Ayuda has some grandiose plans that it shared with us for the future, but since it is working on some of them at the moment, we’ll keep them to ourselves. Suffice to say that, if some come to pass, there’s a whole group of companies in the field that may need to look again at their business models and in particular how they plan to make money – and we are not necessarily referring to those other companies promoting planning and buying tools!

But, one thing at a time. As Soupliotis said, “This is a marathon, not a sprint.”


One Response to “Symphony Is Free And It’s In Beta”

  1. Ken Goldberg Says:

    Ayuda’s planning and BMS Digital products may well be very good, and I hope they are. However, there are probably a couple of things worth noting or asking in an article that goes into some detail such as this one.
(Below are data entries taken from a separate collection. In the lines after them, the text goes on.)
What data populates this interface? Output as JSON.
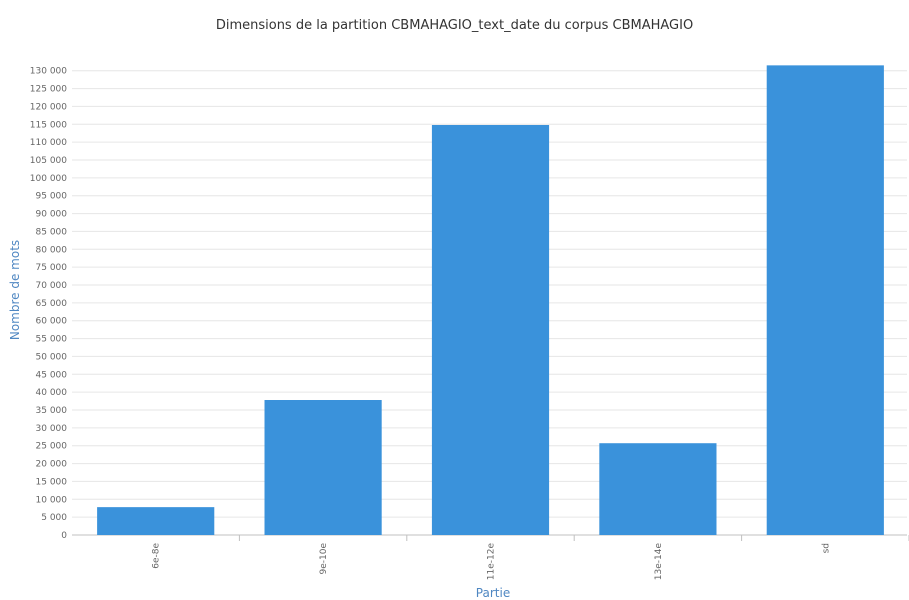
{
  "chart_data": {
    "type": "bar",
    "title": "Dimensions de la partition CBMAHAGIO_text_date du corpus CBMAHAGIO",
    "xlabel": "Partie",
    "ylabel": "Nombre de mots",
    "categories": [
      "6e-8e",
      "9e-10e",
      "11e-12e",
      "13e-14e",
      "sd"
    ],
    "values": [
      7800,
      37800,
      114800,
      25700,
      131500
    ],
    "ylim": [
      0,
      130000
    ],
    "ytick_step": 5000,
    "grid": true,
    "legend": "none",
    "bar_color": "#3a92db"
  }
}
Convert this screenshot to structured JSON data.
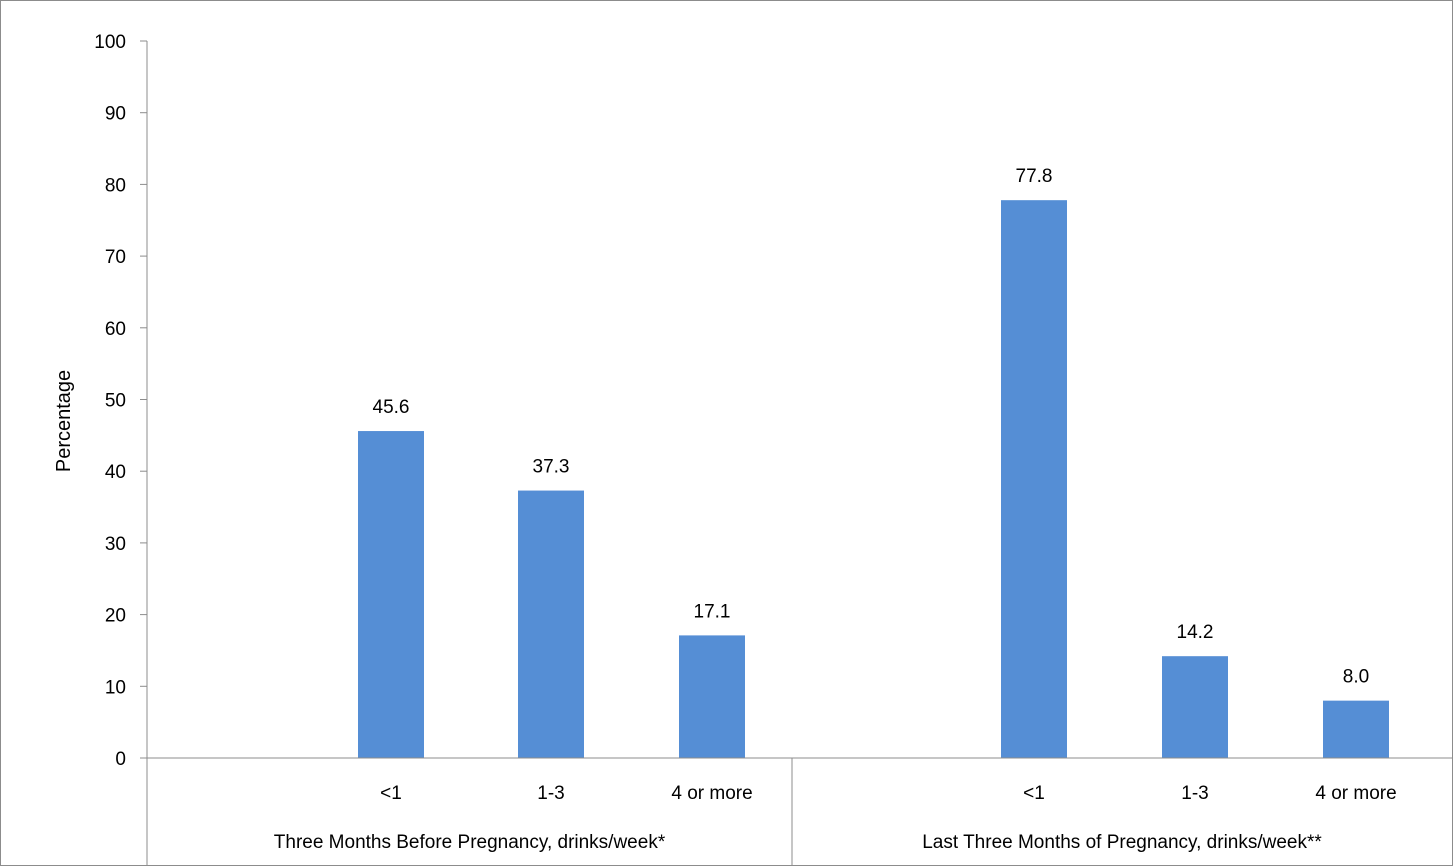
{
  "chart_data": {
    "type": "bar",
    "title": "",
    "xlabel": "",
    "ylabel": "Percentage",
    "ylim": [
      0,
      100
    ],
    "yticks": [
      0,
      10,
      20,
      30,
      40,
      50,
      60,
      70,
      80,
      90,
      100
    ],
    "grid": false,
    "legend": "none",
    "bar_color": "#558ed5",
    "groups": [
      {
        "label": "Three Months Before Pregnancy, drinks/week*",
        "categories": [
          "<1",
          "1-3",
          "4 or more"
        ],
        "values": [
          45.6,
          37.3,
          17.1
        ],
        "value_labels": [
          "45.6",
          "37.3",
          "17.1"
        ]
      },
      {
        "label": "Last Three Months of Pregnancy, drinks/week**",
        "categories": [
          "<1",
          "1-3",
          "4 or more"
        ],
        "values": [
          77.8,
          14.2,
          8.0
        ],
        "value_labels": [
          "77.8",
          "14.2",
          "8.0"
        ]
      }
    ]
  }
}
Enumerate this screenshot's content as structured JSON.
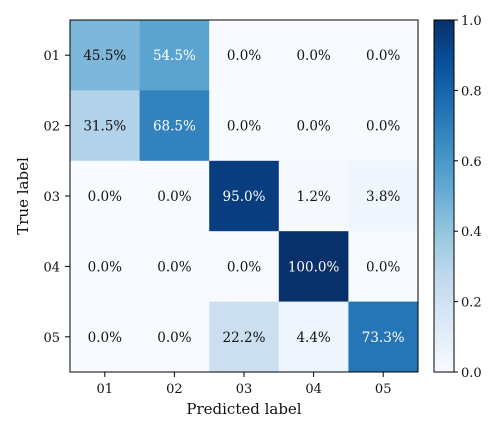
{
  "chart_data": {
    "type": "heatmap",
    "title": "",
    "xlabel": "Predicted label",
    "ylabel": "True label",
    "x_categories": [
      "01",
      "02",
      "03",
      "04",
      "05"
    ],
    "y_categories": [
      "01",
      "02",
      "03",
      "04",
      "05"
    ],
    "values": [
      [
        0.455,
        0.545,
        0.0,
        0.0,
        0.0
      ],
      [
        0.315,
        0.685,
        0.0,
        0.0,
        0.0
      ],
      [
        0.0,
        0.0,
        0.95,
        0.012,
        0.038
      ],
      [
        0.0,
        0.0,
        0.0,
        1.0,
        0.0
      ],
      [
        0.0,
        0.0,
        0.222,
        0.044,
        0.733
      ]
    ],
    "cell_labels": [
      [
        "45.5%",
        "54.5%",
        "0.0%",
        "0.0%",
        "0.0%"
      ],
      [
        "31.5%",
        "68.5%",
        "0.0%",
        "0.0%",
        "0.0%"
      ],
      [
        "0.0%",
        "0.0%",
        "95.0%",
        "1.2%",
        "3.8%"
      ],
      [
        "0.0%",
        "0.0%",
        "0.0%",
        "100.0%",
        "0.0%"
      ],
      [
        "0.0%",
        "0.0%",
        "22.2%",
        "4.4%",
        "73.3%"
      ]
    ],
    "colorbar": {
      "range": [
        0.0,
        1.0
      ],
      "ticks": [
        0.0,
        0.2,
        0.4,
        0.6,
        0.8,
        1.0
      ],
      "tick_labels": [
        "0.0",
        "0.2",
        "0.4",
        "0.6",
        "0.8",
        "1.0"
      ],
      "colormap": "Blues",
      "color_low": "#f7fbff",
      "color_high": "#08306b"
    },
    "grid": false
  }
}
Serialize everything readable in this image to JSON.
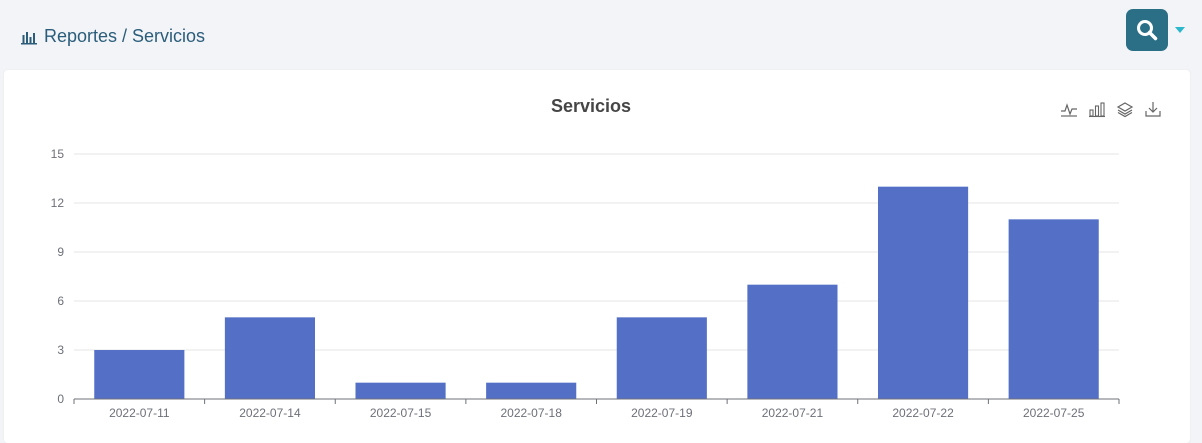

First, the existence of financial and business relationships between Ayuda, Zoom and DPAA, which center around Francois would seem to be pertinent. Second, whether or not the “digital” test site for Symphony Beta is actually Zoom (and I have a box of donuts left over from CETW for you if it isn’t Zoom). Third, what did the letters BMS originally stand for, and does that give a hint as to a parallel strategy between Zoom’s evolution and Ayuda’s?

    Just my opinion here, but as compelling as Ayuda believes the planning/buying tools to be, assuming that it will pull through significant business for BMSDigital (beyond Zoom) is a big leap. Ad planning/buying is a point solution, with different users inside an organization than the core Digital Signage Platform, which you call CMS. As is the case in other industries, wise companies will employ a best of breed strategy and integrate solutions as needed.